LAS IRONÍAS DEL POSCOMUNISMO

Lo conseguimos todo, pero, para mí, lo conseguido ha

resultado ser una sátira de nuestros sueños.

KRZYSZTOF KIESLOWSKI

Pero, si todos somos «demócratas», ¿qué nos distingue ahora? ¿Qué es lo que defendemos? Sabemos lo que no queremos: de la amarga experiencia del siglo pasado hemos aprendido que hay cosas que los Estados definitivamente no deben hacer. Hemos sobrevivido a una era de doctrinas que pretenden decir, con un aplomo alarmante, cómo debe actuar nuestros gobernantes y recordar a los individuos —mediante el empleo de la fuerza en caso necesario— que quienes están en el poder saben lo que es bueno para ellos. No podemos volver a todo eso.

Por otro lado, y a pesar de las presuntas «lecciones» de 1989, sabemos que el Estado no es completamente malo. Lo único peor que demasiado gobierno es demasiado poco: en los Estados fallidos las personas padecen tanta violencia e injusticia como bajo los gobiernos autoritarios, y además los trenes no son puntuales. Además, si nos paramos a pensar un momento sobre ello vemos que interpretar el siglo xx como una parábola de «socialismo frente a libertad» o «comunismo frente a capitalismo» es engañoso. El capitalismo no es un sistema político; es una forma de vida económica, compatible en la práctica con dictaduras de derecha (Chile bajo Pinochet), dictaduras de izquierda (la China contemporánea), monarquías socialdemócratas (Suecia) y repúblicas plutocráticas (Estados Unidos). Que las economías capitalistas funcionan mejor en condiciones de libertad quizá sea una cuestión más debatible de lo que solemos pensar.

Por el contrario, el comunismo —si bien es adverso a un mercado verdaderamente libre— al parecer puede adaptarse a una variedad de formas económicas, aunque inhibe la eficiencia de todas ellas. Así que teníamos razón al suponer que la caída del comunismo pondría fin a la defensa a ultranza de la planificación y el control central, pero no está claro qué otras conclusiones deberíamos extraer.

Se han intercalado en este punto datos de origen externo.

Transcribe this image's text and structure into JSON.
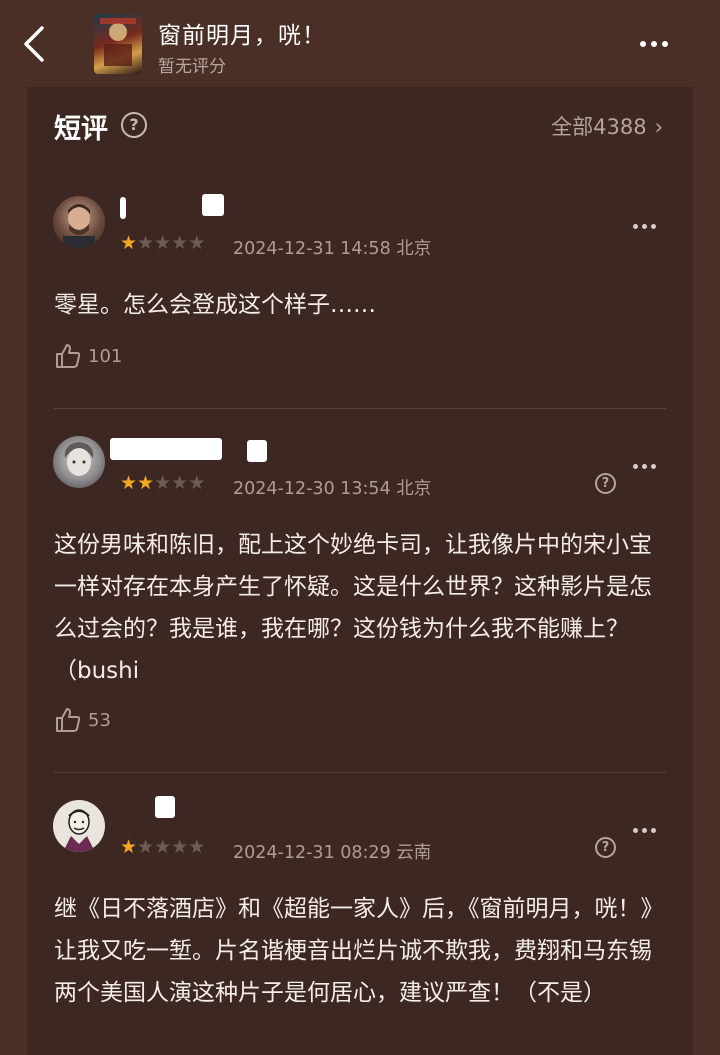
{
  "header": {
    "title": "窗前明月，咣！",
    "subtitle": "暂无评分"
  },
  "section": {
    "title": "短评",
    "help": "?",
    "all_label": "全部4388",
    "chevron": "›"
  },
  "reviews": [
    {
      "avatar": "avatar-photo-man",
      "rating": 1,
      "date": "2024-12-31 14:58",
      "location": "北京",
      "text": "零星。怎么会登成这个样子……",
      "likes": "101",
      "has_help": false
    },
    {
      "avatar": "avatar-photo-person",
      "rating": 2,
      "date": "2024-12-30 13:54",
      "location": "北京",
      "text": "这份男味和陈旧，配上这个妙绝卡司，让我像片中的宋小宝一样对存在本身产生了怀疑。这是什么世界？这种影片是怎么过会的？我是谁，我在哪？这份钱为什么我不能赚上？（bushi",
      "likes": "53",
      "has_help": true
    },
    {
      "avatar": "avatar-cartoon-man",
      "rating": 1,
      "date": "2024-12-31 08:29",
      "location": "云南",
      "text": "继《日不落酒店》和《超能一家人》后，《窗前明月，咣！》让我又吃一堑。片名谐梗音出烂片诚不欺我，费翔和马东锡两个美国人演这种片子是何居心，建议严查！（不是）",
      "likes": "",
      "has_help": true
    }
  ],
  "colors": {
    "background": "#4a2f26",
    "card": "#3c2723",
    "star_on": "#f5a623",
    "star_off": "#6d5b56"
  }
}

Y el fracaso del comunismo simplemente no tiene por qué desacreditar toda provisión estatal o planificación económica.

El verdadero problema que afrontamos después de 1989 no es qué pensar del comunismo. La visión de una organización social total —la fantasía que animó a los utópicos de Sidney Webb a Lenin, de Robespierre a Le Corbusier— se ha desplomado. Pero la cuestión de cómo hemos de organizamos en beneficio común no ha perdido un ápice de su importancia. Nuestro desafío es recuperarla de entre los escombros.

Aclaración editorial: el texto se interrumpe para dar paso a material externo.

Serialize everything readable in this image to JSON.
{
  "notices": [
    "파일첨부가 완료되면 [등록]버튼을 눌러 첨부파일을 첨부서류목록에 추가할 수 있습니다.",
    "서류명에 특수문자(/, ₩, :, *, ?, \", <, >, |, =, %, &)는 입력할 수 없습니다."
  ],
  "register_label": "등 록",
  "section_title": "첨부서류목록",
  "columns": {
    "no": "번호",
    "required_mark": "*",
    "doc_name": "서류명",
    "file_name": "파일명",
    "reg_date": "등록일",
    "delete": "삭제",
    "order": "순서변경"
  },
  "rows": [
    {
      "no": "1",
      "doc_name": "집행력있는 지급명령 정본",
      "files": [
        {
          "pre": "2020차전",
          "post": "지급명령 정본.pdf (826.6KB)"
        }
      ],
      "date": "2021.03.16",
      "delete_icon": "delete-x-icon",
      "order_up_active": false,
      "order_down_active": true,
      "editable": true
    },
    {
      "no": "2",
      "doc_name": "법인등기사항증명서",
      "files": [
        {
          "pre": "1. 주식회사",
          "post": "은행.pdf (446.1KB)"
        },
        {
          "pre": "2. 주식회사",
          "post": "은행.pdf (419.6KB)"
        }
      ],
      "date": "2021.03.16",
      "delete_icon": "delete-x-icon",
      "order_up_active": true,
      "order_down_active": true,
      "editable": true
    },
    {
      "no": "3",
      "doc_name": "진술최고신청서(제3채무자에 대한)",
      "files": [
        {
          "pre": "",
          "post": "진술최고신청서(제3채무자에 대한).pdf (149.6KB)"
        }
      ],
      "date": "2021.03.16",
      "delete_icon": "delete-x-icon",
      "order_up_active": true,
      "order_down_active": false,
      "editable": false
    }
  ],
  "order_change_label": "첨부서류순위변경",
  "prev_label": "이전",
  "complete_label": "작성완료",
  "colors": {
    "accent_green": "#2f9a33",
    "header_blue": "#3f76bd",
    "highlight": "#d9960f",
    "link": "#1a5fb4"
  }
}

Como sabe cualquiera que conozca la Europa del Este poscomunista de primera mano, la transición del igualitarismo represivo a la codicia desatada no es atractiva. No son pocos en la región los que hoy secundarían con entusiasmo la idea de que el sentido de la libertad política es hacer dinero. Desde luego, ésta es la idea del presidente de la República Checa Václav Klaus, y no es el único.

Pero ¿por qué habría de parecemos que contemplar cómo unos codiciosos empresarios salen enriquecidos del derrumbamiento de un Estad autoritario es mucho mejor que el propio autoritarismo? Ambas situaciones sugieren que algo falla seriamente en nuestra sociedad. La libertad es la libertad. Pero si conduce a la desigualdad, la pobreza y el cinismo, deberíamos decirlo con claridad en vez de ocultarlo bajo la alfombra en nombre del triunfo de la libertad sobre la opresión.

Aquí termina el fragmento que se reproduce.